The theme of this panel was focused on the massive public health issues around antibiotic resistance, which stems from overuse of antibiotic drugs as well as consuming antibiotics via foods (example: chicken). Stewart-Brown spoke about how Perdue has eliminated antibiotic use over the last 15 years. By developing a “sensitive consumer radar” and committing to non-antibiotic-assisted production.

Macario shared the tragic story of her son’s death due to antibiotic resistance. Her personal narrative illustrated the human impact of this issue and how it can affect anyone, even those who are highly educated and well-versed on the issue. Macario has a doctorate in public health from Harvard University. She is now a spokesperson for "Supermoms Against Superbugs."

Price, meanwhile, spoke about a recently published report he co-authored that outlines the role of livestock in antibiotic resistance as well as makes policy recommendations for governments, food companies and other stakeholders to tackle this problem. “There’s no silver bullet,” he said. We need to be vocal consumers and vote with our dollars by purchasing foods without antibiotics in them to influence the market and encourage companies to change their policies.

The summit ended with closing remarks by GW President Thomas LeBlanc, who reiterated the importance of all of these public health challenges. Some of the most superb scientific thinking was discussed during the event, he said, thanking everyone for joining.

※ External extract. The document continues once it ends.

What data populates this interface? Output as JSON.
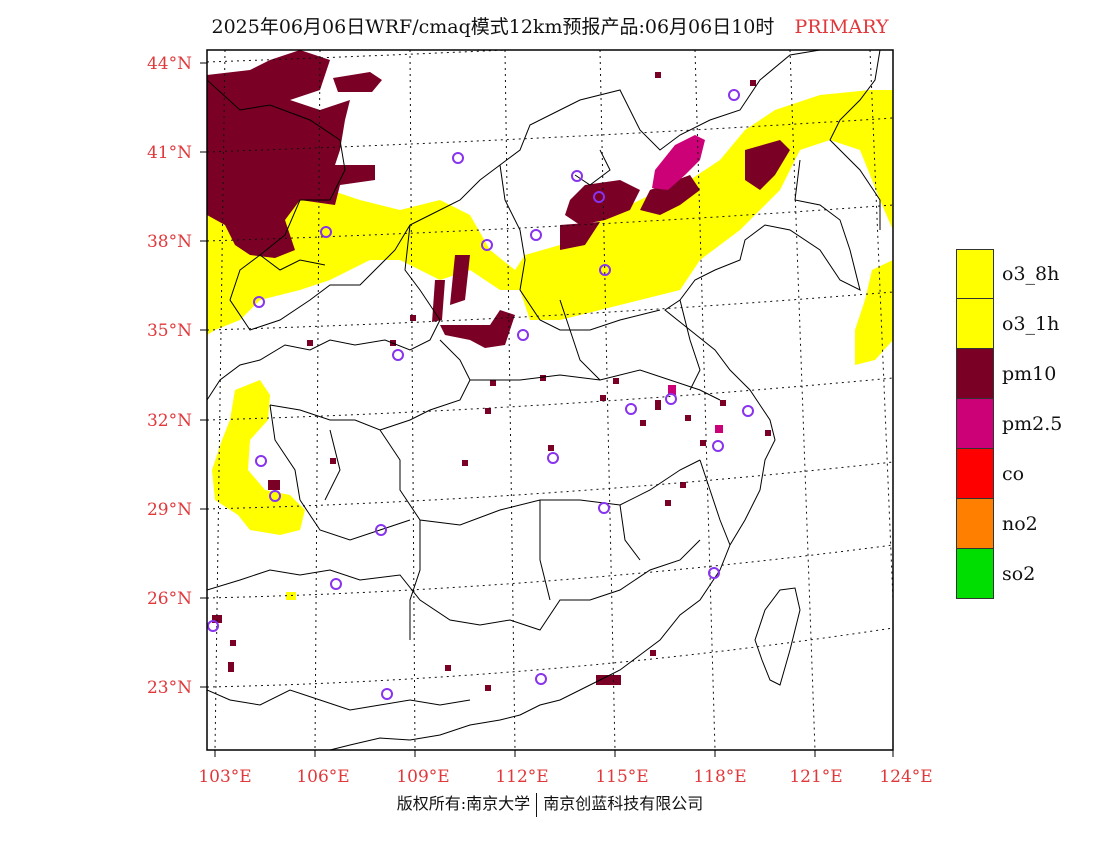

The following day, Dean Lynn Goldman and Bill Dietz, director of the Sumner M. Redstone Global Center for Prevention and Wellness, also took part in the Milken Institute Future of Health Summit. Dean Goldman was part of a panel discussing "The Future of Health: A New World of Collaboration," while Dietz discussed "Putting Prevention First" and the current pressing issues around the obesity epidemic during an afternoon panel discussion.